Event triggers render as labeled arrows from the event source to the Lambda function or target. S3 event notifications, SQS queue consumption, EventBridge rule matches, DynamoDB Streams, and API Gateway invocations each get distinct arrow styles. The label includes the event type or pattern, like 's3:ObjectCreated' or 'detail-type: OrderCreated'.

Can I show Step Functions state machines in the diagram?

Yes. Describe your state machine steps, choice branches, parallel states, and error handling. The AI renders the workflow as a grouped container with Task, Choice, Parallel, Wait, and Fail states connected by transition arrows. Retry configurations and Catch blocks appear as annotations on the states they protect.

Does the diagram show dead-letter queue configurations?

Yes. When you mention DLQ configuration on SQS queues or Lambda event source mappings, the AI draws a separate DLQ icon with a failure-path arrow from the source queue. The DLQ gets labeled with the maxReceiveCount threshold. WARN-05 flags Lambda functions or SQS consumers missing DLQ configuration entirely.
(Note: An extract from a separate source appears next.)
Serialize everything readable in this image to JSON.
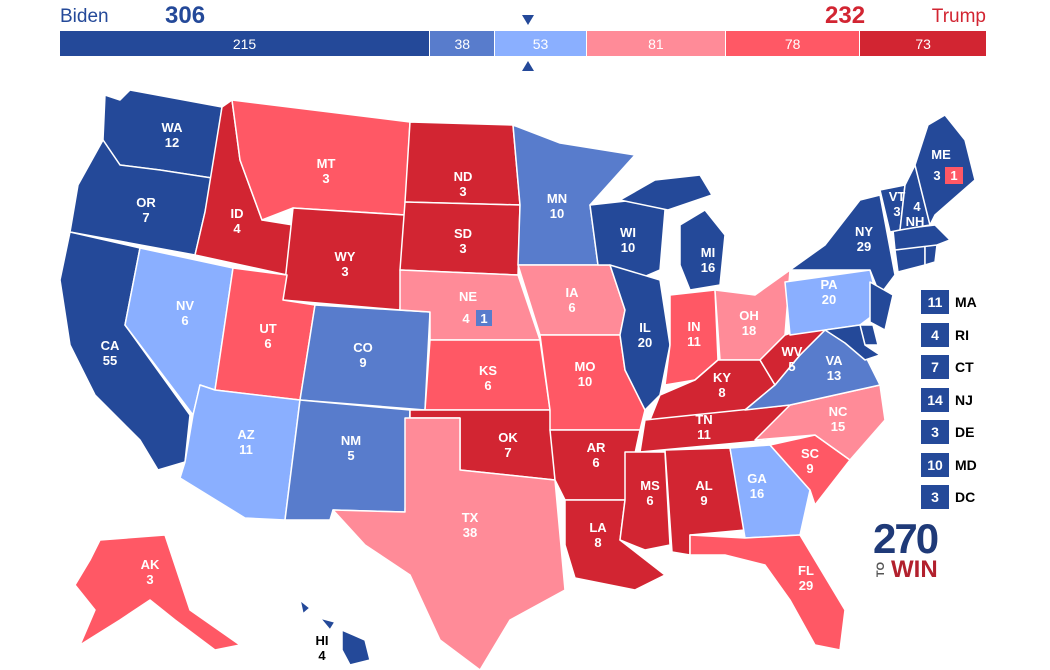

What architecture warnings apply to serverless diagrams?

WARN-02 catches API Gateway endpoints exposed to the internet without WAF or Cognito authorizers. WARN-03 flags DynamoDB tables missing point-in-time recovery or backup configuration. WARN-05 detects Lambda functions without dead-letter queues or X-Ray tracing. WARN-04 identifies functions with overly permissive IAM execution roles. All warnings are non-blocking.